BioUnfold #3 — The AI Use Cases for Drug Discovery
Making a difference with AI in drug discovery is not about finding more places to apply it — but about choosing deliberately where it adds real value.
Drug discovery feeds on multimodal data. Public datasets keep growing and improving in accuracy: pathways are mapped mechanistically, genes are classified by function and disease relevance, and every experiment contributes to a shared pool of knowledge. Where there is data, there is an opportunity for computation.
For target selection, omics and pathway databases are a good starting point. For screening, imaging often provides the most efficient readout. For design, generative chemistry can help explore molecular space.
When I say “AI,” I do not mean a particular algorithm — not LLMs, XGBoost, KMeans, or GNNs in isolation. I mean the deliberate use of the right computational method to extract actionable information for the next experimental step. Any time there is knowledge or observation, algorithms can support discovery — but only if the data and context are strong enough.
Why selectivity matters
Algorithms do not understand context. Humans do. There is always a gap between what we think we give to a model and what the model actually receives. It does not have the accumulated experience that makes decisions obvious to a scientist.
Building effective systems costs time — collecting the right data, shaping the right model, and iterating. Real leverage does not come from applying AI everywhere. It comes from choosing one place where it matters most.
Most experiments need analysis, but few deserve full automation. A team may run many analyses, yet build only one or two true AI platforms — the systems that learn across projects.
Target-based vs phenotypic platforms
Target-based discovery has a structural advantage: it starts from a defined mechanism and models how a molecule can alter it. That clarity makes it easier to build digital workflows early.
Phenotypic discovery is different. After observing a biological effect, it is harder to build a digital platform without introducing assumptions.

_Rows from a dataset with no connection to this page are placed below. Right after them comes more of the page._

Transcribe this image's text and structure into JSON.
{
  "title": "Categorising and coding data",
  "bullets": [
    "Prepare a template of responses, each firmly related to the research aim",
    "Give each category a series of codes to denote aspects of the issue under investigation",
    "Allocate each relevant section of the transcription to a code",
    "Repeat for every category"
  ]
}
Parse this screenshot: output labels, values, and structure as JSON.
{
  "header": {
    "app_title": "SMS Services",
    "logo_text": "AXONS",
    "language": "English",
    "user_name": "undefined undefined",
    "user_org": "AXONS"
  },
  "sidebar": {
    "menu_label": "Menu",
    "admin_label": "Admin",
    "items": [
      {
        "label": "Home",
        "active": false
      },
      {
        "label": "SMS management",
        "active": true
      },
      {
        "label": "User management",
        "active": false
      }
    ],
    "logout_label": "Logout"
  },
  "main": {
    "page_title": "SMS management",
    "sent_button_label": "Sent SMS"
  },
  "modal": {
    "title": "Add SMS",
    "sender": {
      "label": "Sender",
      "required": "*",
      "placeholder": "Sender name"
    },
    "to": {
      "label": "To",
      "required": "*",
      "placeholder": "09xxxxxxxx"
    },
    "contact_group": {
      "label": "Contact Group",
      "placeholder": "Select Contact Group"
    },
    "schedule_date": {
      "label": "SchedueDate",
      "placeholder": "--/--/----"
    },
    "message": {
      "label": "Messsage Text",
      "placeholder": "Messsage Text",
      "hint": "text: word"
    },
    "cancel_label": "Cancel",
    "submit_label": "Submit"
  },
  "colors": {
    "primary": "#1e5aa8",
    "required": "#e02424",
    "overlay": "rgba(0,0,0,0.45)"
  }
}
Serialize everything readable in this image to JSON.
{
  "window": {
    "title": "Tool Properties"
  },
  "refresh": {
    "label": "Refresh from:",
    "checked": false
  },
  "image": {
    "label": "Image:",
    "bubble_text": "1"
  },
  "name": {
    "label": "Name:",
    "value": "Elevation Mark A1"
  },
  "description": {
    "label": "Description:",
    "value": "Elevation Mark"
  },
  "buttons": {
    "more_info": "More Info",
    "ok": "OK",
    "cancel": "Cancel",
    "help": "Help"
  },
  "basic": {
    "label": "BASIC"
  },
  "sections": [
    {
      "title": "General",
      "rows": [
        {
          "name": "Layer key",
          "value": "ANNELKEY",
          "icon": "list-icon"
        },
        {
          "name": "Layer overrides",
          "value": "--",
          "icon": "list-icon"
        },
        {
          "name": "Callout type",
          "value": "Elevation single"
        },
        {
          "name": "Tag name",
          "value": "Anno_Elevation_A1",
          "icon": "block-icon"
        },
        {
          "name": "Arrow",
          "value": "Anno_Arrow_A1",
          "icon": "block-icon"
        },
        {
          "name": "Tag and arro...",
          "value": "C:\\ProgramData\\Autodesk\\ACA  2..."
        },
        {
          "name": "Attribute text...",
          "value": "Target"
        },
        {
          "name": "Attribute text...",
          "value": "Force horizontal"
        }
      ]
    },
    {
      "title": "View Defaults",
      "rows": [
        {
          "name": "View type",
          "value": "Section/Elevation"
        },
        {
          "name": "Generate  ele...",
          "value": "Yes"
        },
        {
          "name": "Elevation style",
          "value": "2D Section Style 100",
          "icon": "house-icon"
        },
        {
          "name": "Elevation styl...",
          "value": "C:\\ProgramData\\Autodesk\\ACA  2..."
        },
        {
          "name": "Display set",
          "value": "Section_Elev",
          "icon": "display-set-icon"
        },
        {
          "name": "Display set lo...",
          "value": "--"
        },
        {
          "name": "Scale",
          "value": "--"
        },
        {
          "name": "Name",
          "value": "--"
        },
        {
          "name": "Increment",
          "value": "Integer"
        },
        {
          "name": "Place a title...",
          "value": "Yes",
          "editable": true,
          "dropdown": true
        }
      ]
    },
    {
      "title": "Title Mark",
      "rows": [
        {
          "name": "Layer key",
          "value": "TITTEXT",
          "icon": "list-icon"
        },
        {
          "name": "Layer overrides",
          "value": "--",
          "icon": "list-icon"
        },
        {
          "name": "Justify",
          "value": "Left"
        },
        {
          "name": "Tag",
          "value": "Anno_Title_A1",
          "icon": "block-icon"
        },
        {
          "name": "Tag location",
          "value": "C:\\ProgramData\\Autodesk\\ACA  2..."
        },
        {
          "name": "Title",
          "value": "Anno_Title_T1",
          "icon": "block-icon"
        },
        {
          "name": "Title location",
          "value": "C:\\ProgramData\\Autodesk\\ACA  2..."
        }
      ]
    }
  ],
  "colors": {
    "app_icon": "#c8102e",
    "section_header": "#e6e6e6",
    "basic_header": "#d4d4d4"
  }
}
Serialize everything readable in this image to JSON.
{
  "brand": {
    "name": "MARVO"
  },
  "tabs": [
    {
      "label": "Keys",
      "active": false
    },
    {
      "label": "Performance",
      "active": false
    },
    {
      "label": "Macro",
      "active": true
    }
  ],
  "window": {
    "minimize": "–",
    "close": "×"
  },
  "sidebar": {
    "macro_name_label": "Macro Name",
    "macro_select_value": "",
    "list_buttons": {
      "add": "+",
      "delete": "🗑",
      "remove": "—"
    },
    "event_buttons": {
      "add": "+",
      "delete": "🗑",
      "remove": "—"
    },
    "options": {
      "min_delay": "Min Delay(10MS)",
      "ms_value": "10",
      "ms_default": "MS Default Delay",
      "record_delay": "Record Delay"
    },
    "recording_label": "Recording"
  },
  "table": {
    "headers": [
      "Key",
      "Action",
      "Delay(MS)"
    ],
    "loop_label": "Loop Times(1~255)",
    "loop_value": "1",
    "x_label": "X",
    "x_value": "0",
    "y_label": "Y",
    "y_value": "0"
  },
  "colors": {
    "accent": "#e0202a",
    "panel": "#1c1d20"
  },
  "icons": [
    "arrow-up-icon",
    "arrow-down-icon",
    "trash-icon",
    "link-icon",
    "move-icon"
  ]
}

The art is to restrict those assumptions without collapsing the biological space.
For example, assuming that most disease models can be screened through imaging lets you specialize in a single, fast readout — enabling multi-parameter selection and counter-screens in parallel. Transcriptomics can still be layered in later, but at higher cost and longer cycle time.
Of course, phenotypic campaigns remain unpredictable. A hit molecule might point to an easy-to-optimize pathway — or to a mechanism that is much harder to model. Some modern campaigns now mix modes: for example, Recursion uses label-free imaging to prioritize phenotypes, then applies transcriptomic profiling or cell sorting on a smaller set of candidates.
The real AI advantage
The power of AI in drug discovery is not in applying it everywhere, but in knowing where to build depth.
One strong, integrated computational capability is worth more than ten scattered tools.